The One Skill Everyone Should Have in an AI-Dominated World
In barely three months, artificial intelligence (A.I.) has made mindboggling progress. Just the other day, I created three weeks’ worth of lectures on cryptocurrency with the help of OpenAI’s ChatGPT, an A.I. “chatbot” that’s exploded in popularity – and intelligence – since November 2022.
The hardest part of the entire process was cutting and pasting on a phone using only my thumbs. You can use A.I. to create lectures, automate responses, and check grammar. You can do what this guy did, and see what it would have looked like if Tom Selleck had played the role of Indiana Jones back in the Eighties.

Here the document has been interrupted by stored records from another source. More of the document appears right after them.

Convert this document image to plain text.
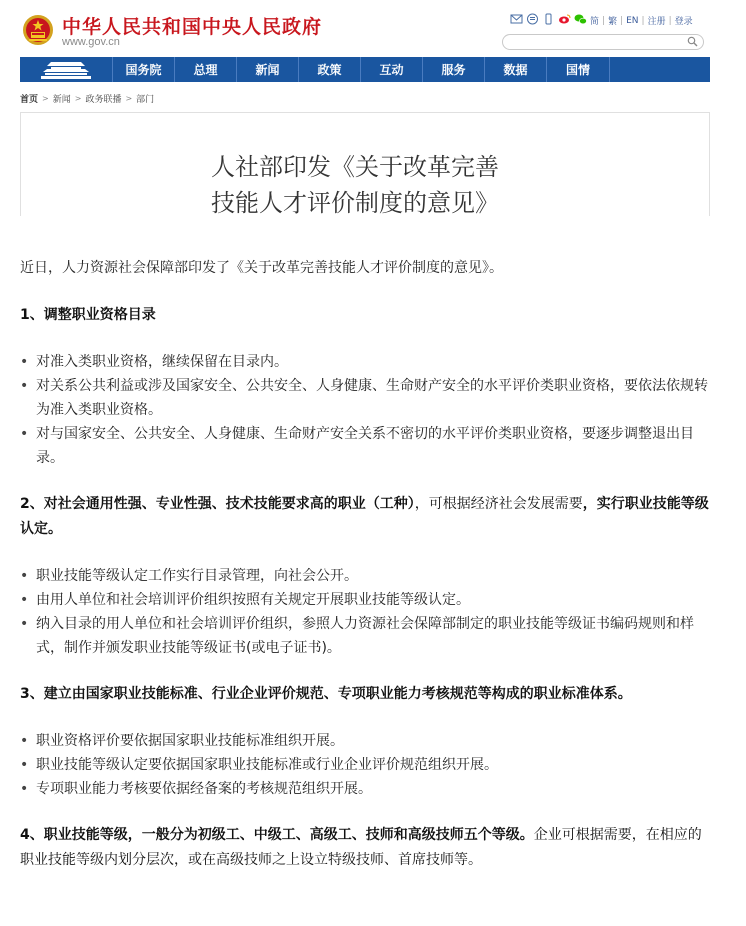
中华人民共和国中央人民政府
www.gov.cn
简 | 繁 | EN | 注册 | 登录
国务院	总理	新闻	政策	互动	服务	数据	国情
首页 > 新闻 > 政务联播 > 部门
人社部印发《关于改革完善
技能人才评价制度的意见》
近日，人力资源社会保障部印发了《关于改革完善技能人才评价制度的意见》。
1、调整职业资格目录
• 对准入类职业资格，继续保留在目录内。
• 对关系公共利益或涉及国家安全、公共安全、人身健康、生命财产安全的水平评价类职业资格，要依法依规转为准入类职业资格。
• 对与国家安全、公共安全、人身健康、生命财产安全关系不密切的水平评价类职业资格，要逐步调整退出目录。
2、对社会通用性强、专业性强、技术技能要求高的职业（工种），可根据经济社会发展需要，实行职业技能等级认定。
• 职业技能等级认定工作实行目录管理，向社会公开。
• 由用人单位和社会培训评价组织按照有关规定开展职业技能等级认定。
• 纳入目录的用人单位和社会培训评价组织，参照人力资源社会保障部制定的职业技能等级证书编码规则和样式，制作并颁发职业技能等级证书(或电子证书)。
3、建立由国家职业技能标准、行业企业评价规范、专项职业能力考核规范等构成的职业标准体系。
• 职业资格评价要依据国家职业技能标准组织开展。
• 职业技能等级认定要依据国家职业技能标准或行业企业评价规范组织开展。
• 专项职业能力考核要依据经备案的考核规范组织开展。
4、职业技能等级，一般分为初级工、中级工、高级工、技师和高级技师五个等级。企业可根据需要，在相应的职业技能等级内划分层次，或在高级技师之上设立特级技师、首席技师等。
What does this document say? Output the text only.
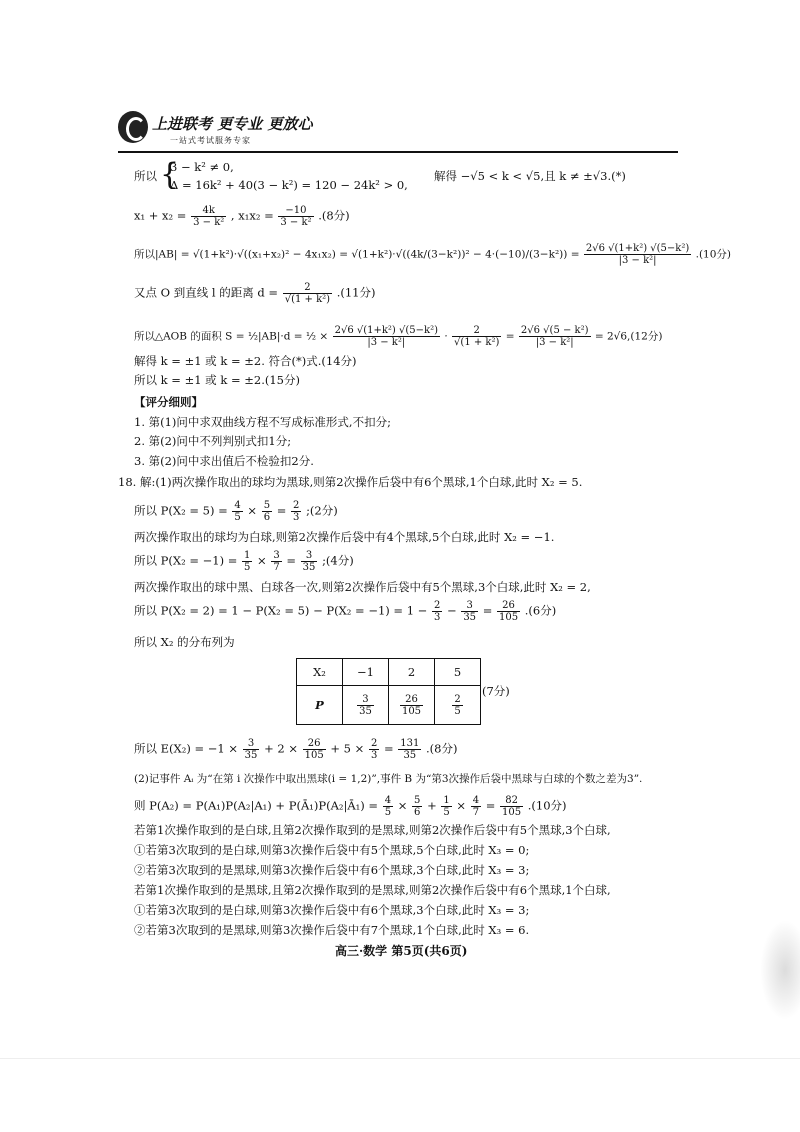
上进联考 更专业 更放心
一站式考试服务专家
所以 {
3 − k² ≠ 0,
Δ = 16k² + 40(3 − k²) = 120 − 24k² > 0,
解得 −√5 < k < √5,且 k ≠ ±√3.(*)
$x_1 + x_2 = \frac{4k}{\text{3 − k²}}$ , $x_1x_2 = \frac{-10}{\text{3 − k²}} .(8$分)
所以$|AB| = √(1+k^2)\cdot√((x_1+x_2)^2 - 4x_1x_2) = √(1+k^2)\cdot√((4k/(3-k^2))^2 - 4\cdot(-10)/(3-k^2)) = \frac{\text{2√6 √(1+k²) √(5−k²)}}{\text{|3 − k²|}} .(10$分)
又点 O 到直线 l 的距离 $d = \frac{2}{\text{√(1 + k²)}} .(11$分)
所以△AOB 的面积 S = ½|AB|·d = ½ × $\frac{\text{2√6 √(1+k²) √(5−k²)}}{\text{|3 − k²|}} \cdot \frac{2}{\text{√(1 + k²)}} = \frac{\text{2√6 √(5 − k²)}}{\text{|3 − k²|}} = 2√6,(12$分)
解得 k = ±1 或 k = ±2. 符合(*)式.(14分)
所以 k = ±1 或 k = ±2.(15分)
【评分细则】
1. 第(1)问中求双曲线方程不写成标准形式,不扣分;
2. 第(2)问中不列判别式扣1分;
3. 第(2)问中求出值后不检验扣2分.
18. 解:(1)两次操作取出的球均为黑球,则第2次操作后袋中有6个黑球,1个白球,此时 X₂ = 5.
所以 $P(X_2 = 5) = \frac{4}{5} \times \frac{5}{6} = \frac{2}{3}$ ;(2分)
两次操作取出的球均为白球,则第2次操作后袋中有4个黑球,5个白球,此时 X₂ = −1.
所以 $P(X_2 = -1) = \frac{1}{5} \times \frac{3}{7} = \frac{3}{35}$ ;(4分)
两次操作取出的球中黑、白球各一次,则第2次操作后袋中有5个黑球,3个白球,此时 X₂ = 2,
所以 $P(X_2 = 2) = 1 - P(X_2 = 5) - P(X_2 = -1) = 1 - \frac{2}{3} - \frac{3}{35} = \frac{26}{105} .(6$分)
所以 X₂ 的分布列为
X₂	−1	2	5
P	$\frac{3}{35}$	$\frac{26}{105}$	$\frac{2}{5}$
(7分)
所以 $E(X_2) = -1 \times \frac{3}{35} + 2 \times \frac{26}{105} + 5 \times \frac{2}{3} = \frac{131}{35} .(8$分)
(2)记事件 Aᵢ 为“在第 i 次操作中取出黑球(i = 1,2)”,事件 B 为“第3次操作后袋中黑球与白球的个数之差为3”.
则 P(A₂) = P(A₁)P(A₂|A₁) + P(Ā₁)P(A₂|Ā₁) = $\frac{4}{5} \times \frac{5}{6} + \frac{1}{5} \times \frac{4}{7} = \frac{82}{105} .(10$分)
若第1次操作取到的是白球,且第2次操作取到的是黑球,则第2次操作后袋中有5个黑球,3个白球,
①若第3次取到的是白球,则第3次操作后袋中有5个黑球,5个白球,此时 X₃ = 0;
②若第3次取到的是黑球,则第3次操作后袋中有6个黑球,3个白球,此时 X₃ = 3;
若第1次操作取到的是黑球,且第2次操作取到的是黑球,则第2次操作后袋中有6个黑球,1个白球,
①若第3次取到的是白球,则第3次操作后袋中有6个黑球,3个白球,此时 X₃ = 3;
②若第3次取到的是黑球,则第3次操作后袋中有7个黑球,1个白球,此时 X₃ = 6.
高三·数学 第5页(共6页)
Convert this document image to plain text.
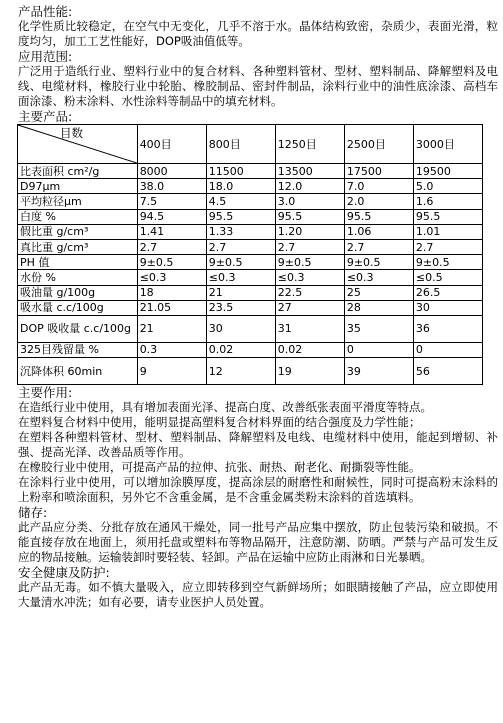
产品性能:

化学性质比较稳定，在空气中无变化，几乎不溶于水。晶体结构致密，杂质少，表面光滑，粒度均匀，加工工艺性能好，DOP吸油值低等。

应用范围:

广泛用于造纸行业、塑料行业中的复合材料、各种塑料管材、型材、塑料制品、降解塑料及电线、电缆材料，橡胶行业中轮胎、橡胶制品、密封件制品，涂料行业中的油性底涂漆、高档车面涂漆、粉末涂料、水性涂料等制品中的填充材料。

主要产品:

目数	400目	800目	1250目	2500目	3000目
比表面积 cm²/g	8000	11500	13500	17500	19500
D97μm	38.0	18.0	12.0	7.0	5.0
平均粒径μm	7.5	4.5	3.0	2.0	1.6
白度 %	94.5	95.5	95.5	95.5	95.5
假比重 g/cm³	1.41	1.33	1.20	1.06	1.01
真比重 g/cm³	2.7	2.7	2.7	2.7	2.7
PH 值	9±0.5	9±0.5	9±0.5	9±0.5	9±0.5
水份 %	≤0.3	≤0.3	≤0.3	≤0.3	≤0.5
吸油量 g/100g	18	21	22.5	25	26.5
吸水量 c.c/100g	21.05	23.5	27	28	30
DOP 吸收量 c.c/100g	21	30	31	35	36
325目残留量 %	0.3	0.02	0.02	0	0
沉降体积 60min	9	12	19	39	56

主要作用:

在造纸行业中使用，具有增加表面光泽、提高白度、改善纸张表面平滑度等特点。

在塑料复合材料中使用，能明显提高塑料复合材料界面的结合强度及力学性能；

在塑料各种塑料管材、型材、塑料制品、降解塑料及电线、电缆材料中使用，能起到增韧、补强、提高光泽、改善品质等作用。

在橡胶行业中使用，可提高产品的拉伸、抗张、耐热、耐老化、耐撕裂等性能。

在涂料行业中使用，可以增加涂膜厚度，提高涂层的耐磨性和耐候性，同时可提高粉末涂料的上粉率和喷涂面积，另外它不含重金属，是不含重金属类粉末涂料的首选填料。

储存:

此产品应分类、分批存放在通风干燥处，同一批号产品应集中摆放，防止包装污染和破损。不能直接存放在地面上，须用托盘或塑料布等物品隔开，注意防潮、防晒。严禁与产品可发生反应的物品接触。运输装卸时要轻装、轻卸。产品在运输中应防止雨淋和日光暴晒。

安全健康及防护:

此产品无毒。如不慎大量吸入，应立即转移到空气新鲜场所；如眼睛接触了产品，应立即使用大量清水冲洗；如有必要，请专业医护人员处置。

A.I. is learning to drive vehicles, fly airplanes, create artwork, and assist humans in all kinds of jobs. And soon it’s going to do almost everything around us.
That’s the future we’re going to be living with, where information access will never be a barrier to anything ever again. If it’s out there and can be contained in digital media, it will be available instantly in any form to anyone anywhere.
Thousands of Microsoft employees worked to create the Windows operating system, for instance, but I think, before long, individuals will be able to accomplish this. I think this will open the door to outrageous wealth and opportunity for people.
But there’s a catch – and that’s what I wanted to talk to you about…
All You Have to Do Is Ask
Perhaps the most intriguing possibility coming around the corner is the ability to create a fully coded, totally functional new computer program just by verbally describing it.
Something like teaching a car to watch the road around it for dangers, and safely navigate its way to a destination is going to become trivial in the not-too-distant future. When that happens, conventional human drivers are going to be a thing of the past. I mean, in most instances, people would be perfectly happy to push a button and sit back while they’re conveyed to their destination of choice.
And once that software is ready, the mechanical part will be easy. I mean, plenty of people have remote control cars – a beginner hobbyist can build one in a couple of hours for a few hundred bucks. A self-driving car would basically just be a fancier, more elaborate version of that but with an intelligent electronic brain.
And with all of that processing power available, not just for numbers, but even things like words or concepts, the most important skill a person will be able to have won’t be anything to do with answering questions. If the information exists, a machine will be able to get it faster and more efficiently.
No, the most important skill will be knowing how best to ask questions.
These systems will be able to give you any kind of information or abstract good you can ask for, but that’s not going to help if what you actually asked for isn’t the same as what you thought you asked for.
If you get in your self-driving car and give it the wrong address for your destination, you won’t end up where you wanted to go.
And if you want an A.I. to help you balance your checkbook, so you ask it for a “balancing program,” it might just give you a program for keeping your bicycle from falling over.
You didn’t say “Simon says” there. Knowing what questions to ask is going to be key to thriving in a world powered by artificial intelligences of all kinds.